Maicon ainda estava no ventre da mãe quando a maior parte da cidade foi engolida pelas águas do Rio Una na histórica enchente de 2010. A casa da família era a mesma, colada ao matadouro da cidade. “A gente pensava que não veria nada pior que aquilo, mas infelizmente aconteceu de novo”, lamenta o pai do garoto, Maurício Bezerra, 42 anos. O barro na residência da família foi retirado com a ajuda de Maicon e de seus três irmãos, de 14, 12 e 11 respectivamente.
SIMBÓLICO

O simbolismo da imagem do menino desolado em meio à lama, registrada pelo repórter fotográfico Diego Nigro, é evidente: a fragilidade da população de áreas ribeirinhas contra intempéries da natureza ainda é grande em Pernambuco. Talvez quatro pessoas não tivessem morrido nem 55 mil ficado desabrigadas ou desalojadas se as obras emergenciais prometidas pelo poder público logo após a cheia de 2010 tivessem sido concluídas. E talvez a impactante foto de Maicon que se vê na reportagem sequer existisse.

Do cinturão de cinco barragens que seriam construídas por meio de parceria entre os governos estadual e federal, apenas uma ficou pronta a tempo de minimizar os efeitos devastadores das chuvas de grandes proporções: a de Serro Azul, no município de Palmares, na Zona da Mata Sul. As outras quatro – Panelas II, em Cupira; Gatos, em Lagoa dos Gatos; Igarapeba, em São Benedito do Sul; e Barra de Guabiraba, na cidade homônima – ficaram pelo caminho e hoje são canteiros abandonados, onde a natureza dá uma força para destruir o que foi erguido parcialmente.
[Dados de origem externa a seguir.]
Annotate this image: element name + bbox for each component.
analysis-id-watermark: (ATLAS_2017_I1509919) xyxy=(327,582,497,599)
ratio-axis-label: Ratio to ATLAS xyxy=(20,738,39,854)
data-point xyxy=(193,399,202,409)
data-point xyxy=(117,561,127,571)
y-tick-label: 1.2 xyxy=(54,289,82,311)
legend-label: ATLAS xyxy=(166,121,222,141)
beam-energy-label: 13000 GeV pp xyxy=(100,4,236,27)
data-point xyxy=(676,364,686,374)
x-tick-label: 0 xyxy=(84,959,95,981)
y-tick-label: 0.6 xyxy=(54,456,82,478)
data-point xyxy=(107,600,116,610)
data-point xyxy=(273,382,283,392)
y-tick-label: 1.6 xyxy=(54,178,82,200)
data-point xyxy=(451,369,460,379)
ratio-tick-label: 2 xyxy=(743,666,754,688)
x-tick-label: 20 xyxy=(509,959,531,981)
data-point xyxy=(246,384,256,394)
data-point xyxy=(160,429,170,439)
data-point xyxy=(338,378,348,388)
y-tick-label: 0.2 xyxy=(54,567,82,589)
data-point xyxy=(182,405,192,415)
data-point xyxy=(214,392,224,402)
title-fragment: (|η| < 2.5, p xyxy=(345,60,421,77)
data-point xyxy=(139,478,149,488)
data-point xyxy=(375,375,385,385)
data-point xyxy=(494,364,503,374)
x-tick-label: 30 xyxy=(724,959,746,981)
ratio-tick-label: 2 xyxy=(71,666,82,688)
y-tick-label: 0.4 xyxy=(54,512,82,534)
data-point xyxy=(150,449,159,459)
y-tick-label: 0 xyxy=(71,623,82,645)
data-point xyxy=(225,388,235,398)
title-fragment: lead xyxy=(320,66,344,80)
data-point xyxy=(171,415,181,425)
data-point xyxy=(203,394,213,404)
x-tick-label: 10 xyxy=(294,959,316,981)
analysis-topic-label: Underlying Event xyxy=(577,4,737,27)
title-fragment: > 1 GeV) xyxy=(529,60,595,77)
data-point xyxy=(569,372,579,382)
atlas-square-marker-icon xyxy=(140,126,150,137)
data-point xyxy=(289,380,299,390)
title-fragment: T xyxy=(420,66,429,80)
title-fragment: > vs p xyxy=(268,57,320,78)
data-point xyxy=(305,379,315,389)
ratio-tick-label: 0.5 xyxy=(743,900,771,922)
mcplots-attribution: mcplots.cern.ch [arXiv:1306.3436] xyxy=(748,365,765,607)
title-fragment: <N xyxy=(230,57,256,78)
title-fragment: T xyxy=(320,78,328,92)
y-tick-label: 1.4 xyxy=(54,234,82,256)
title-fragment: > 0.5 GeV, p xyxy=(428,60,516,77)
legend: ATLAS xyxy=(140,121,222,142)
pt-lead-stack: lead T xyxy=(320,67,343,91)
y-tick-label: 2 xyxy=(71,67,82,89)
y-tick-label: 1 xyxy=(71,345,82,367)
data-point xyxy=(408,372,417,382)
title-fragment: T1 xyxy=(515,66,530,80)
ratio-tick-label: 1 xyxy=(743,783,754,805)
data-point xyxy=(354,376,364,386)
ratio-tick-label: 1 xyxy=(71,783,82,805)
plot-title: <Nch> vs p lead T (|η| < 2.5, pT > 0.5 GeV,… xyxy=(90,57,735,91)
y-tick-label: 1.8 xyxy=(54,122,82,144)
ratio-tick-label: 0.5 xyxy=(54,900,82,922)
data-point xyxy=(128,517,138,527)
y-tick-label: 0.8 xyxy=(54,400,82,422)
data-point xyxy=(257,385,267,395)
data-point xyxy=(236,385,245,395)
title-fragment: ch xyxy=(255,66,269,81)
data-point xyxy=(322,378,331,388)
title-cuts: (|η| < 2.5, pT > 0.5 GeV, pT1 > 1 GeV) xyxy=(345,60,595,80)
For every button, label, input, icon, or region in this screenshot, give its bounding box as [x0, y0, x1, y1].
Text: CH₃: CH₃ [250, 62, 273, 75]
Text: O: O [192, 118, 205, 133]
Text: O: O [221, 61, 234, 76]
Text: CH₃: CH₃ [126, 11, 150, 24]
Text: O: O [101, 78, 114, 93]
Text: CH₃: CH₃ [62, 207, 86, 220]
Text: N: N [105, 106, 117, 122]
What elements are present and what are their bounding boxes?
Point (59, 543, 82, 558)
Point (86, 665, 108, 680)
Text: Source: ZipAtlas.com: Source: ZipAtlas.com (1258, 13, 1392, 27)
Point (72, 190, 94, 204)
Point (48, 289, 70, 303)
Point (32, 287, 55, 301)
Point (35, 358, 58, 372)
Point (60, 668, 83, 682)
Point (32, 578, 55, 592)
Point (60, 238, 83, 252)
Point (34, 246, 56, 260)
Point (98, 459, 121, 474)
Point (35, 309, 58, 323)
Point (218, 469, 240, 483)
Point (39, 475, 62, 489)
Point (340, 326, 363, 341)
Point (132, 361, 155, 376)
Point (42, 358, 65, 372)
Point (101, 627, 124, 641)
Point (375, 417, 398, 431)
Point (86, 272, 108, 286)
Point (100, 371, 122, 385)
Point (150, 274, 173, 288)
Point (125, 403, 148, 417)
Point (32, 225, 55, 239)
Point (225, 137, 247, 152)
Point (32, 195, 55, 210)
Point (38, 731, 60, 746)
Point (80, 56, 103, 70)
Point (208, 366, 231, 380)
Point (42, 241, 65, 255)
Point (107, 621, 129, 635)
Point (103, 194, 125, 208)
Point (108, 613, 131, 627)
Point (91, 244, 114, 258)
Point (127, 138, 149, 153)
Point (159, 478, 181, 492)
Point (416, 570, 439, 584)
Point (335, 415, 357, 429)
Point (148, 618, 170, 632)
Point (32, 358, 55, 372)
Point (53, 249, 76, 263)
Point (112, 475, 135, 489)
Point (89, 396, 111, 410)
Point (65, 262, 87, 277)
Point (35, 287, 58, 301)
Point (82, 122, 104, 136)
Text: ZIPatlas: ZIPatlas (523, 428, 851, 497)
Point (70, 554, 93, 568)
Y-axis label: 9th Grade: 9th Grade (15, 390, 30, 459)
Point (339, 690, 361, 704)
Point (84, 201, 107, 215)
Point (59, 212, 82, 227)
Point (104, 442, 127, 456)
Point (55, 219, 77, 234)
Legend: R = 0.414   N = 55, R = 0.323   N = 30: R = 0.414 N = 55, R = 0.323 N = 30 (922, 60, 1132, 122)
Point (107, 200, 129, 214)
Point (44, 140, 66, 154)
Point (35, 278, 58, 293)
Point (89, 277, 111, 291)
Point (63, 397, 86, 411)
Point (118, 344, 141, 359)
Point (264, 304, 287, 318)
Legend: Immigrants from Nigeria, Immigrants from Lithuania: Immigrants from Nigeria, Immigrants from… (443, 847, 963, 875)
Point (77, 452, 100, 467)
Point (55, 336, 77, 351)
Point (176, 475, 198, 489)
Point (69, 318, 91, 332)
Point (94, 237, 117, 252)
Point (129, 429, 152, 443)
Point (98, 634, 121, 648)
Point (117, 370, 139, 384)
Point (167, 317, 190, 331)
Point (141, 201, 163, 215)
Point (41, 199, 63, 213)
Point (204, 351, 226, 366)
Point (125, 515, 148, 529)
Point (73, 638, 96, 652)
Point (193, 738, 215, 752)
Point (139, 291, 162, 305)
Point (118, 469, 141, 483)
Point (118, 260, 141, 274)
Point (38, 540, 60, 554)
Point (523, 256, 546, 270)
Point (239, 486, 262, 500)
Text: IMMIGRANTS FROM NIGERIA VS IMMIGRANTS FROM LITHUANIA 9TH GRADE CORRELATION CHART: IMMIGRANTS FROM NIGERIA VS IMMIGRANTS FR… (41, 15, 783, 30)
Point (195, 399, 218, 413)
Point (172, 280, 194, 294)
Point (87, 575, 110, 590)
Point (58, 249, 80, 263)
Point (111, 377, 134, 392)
Na última sexta-feira, o governo do Estado anunciou que será necessário um total de R$ 600 milhões para concluir as quatro obras paralisadas e tocar outras três: as barragens de Engenho Pereira e Engenho Maranhão, nos municípios de Moreno e Ipojuca, no Grande Recife, e em São Bento do Una, no Agreste. O governador Paulo Câmara se referiu às sete barragens como “prioridade número um” do governo. Não custa lembrar que esse projetos hídricos também foram anunciados como prioridade após o desastre de 2010. Em 2011, a então presidente Dilma Rousseff e o então governador Eduardo Campos, numa solenidade em Cupira, assinaram a ordem de serviço das unidades de Panelas II e Gatos. Quatro anos depois, com a crise econômica e o colapso do poder público, as obras minguaram.

Famílias como a de Maicon já começaram a reconstruir suas vidas embaladas por mais uma promessa de que as obras para conter enchentes serão retomadas. Mas a incerteza cobra um preço alto. “O cérebro humano trabalha buscando previsibilidade, certeza do futuro. Quando acontecem catástrofes como essa, e de forma repetida, a tendência é as pessoas perderem esse referencial. Tudo vira incerteza, e daí surgem angústias que podem resultar em depressão, alcoolismo e uso de drogas”, explica o psiquiatra Amaury Cantilino.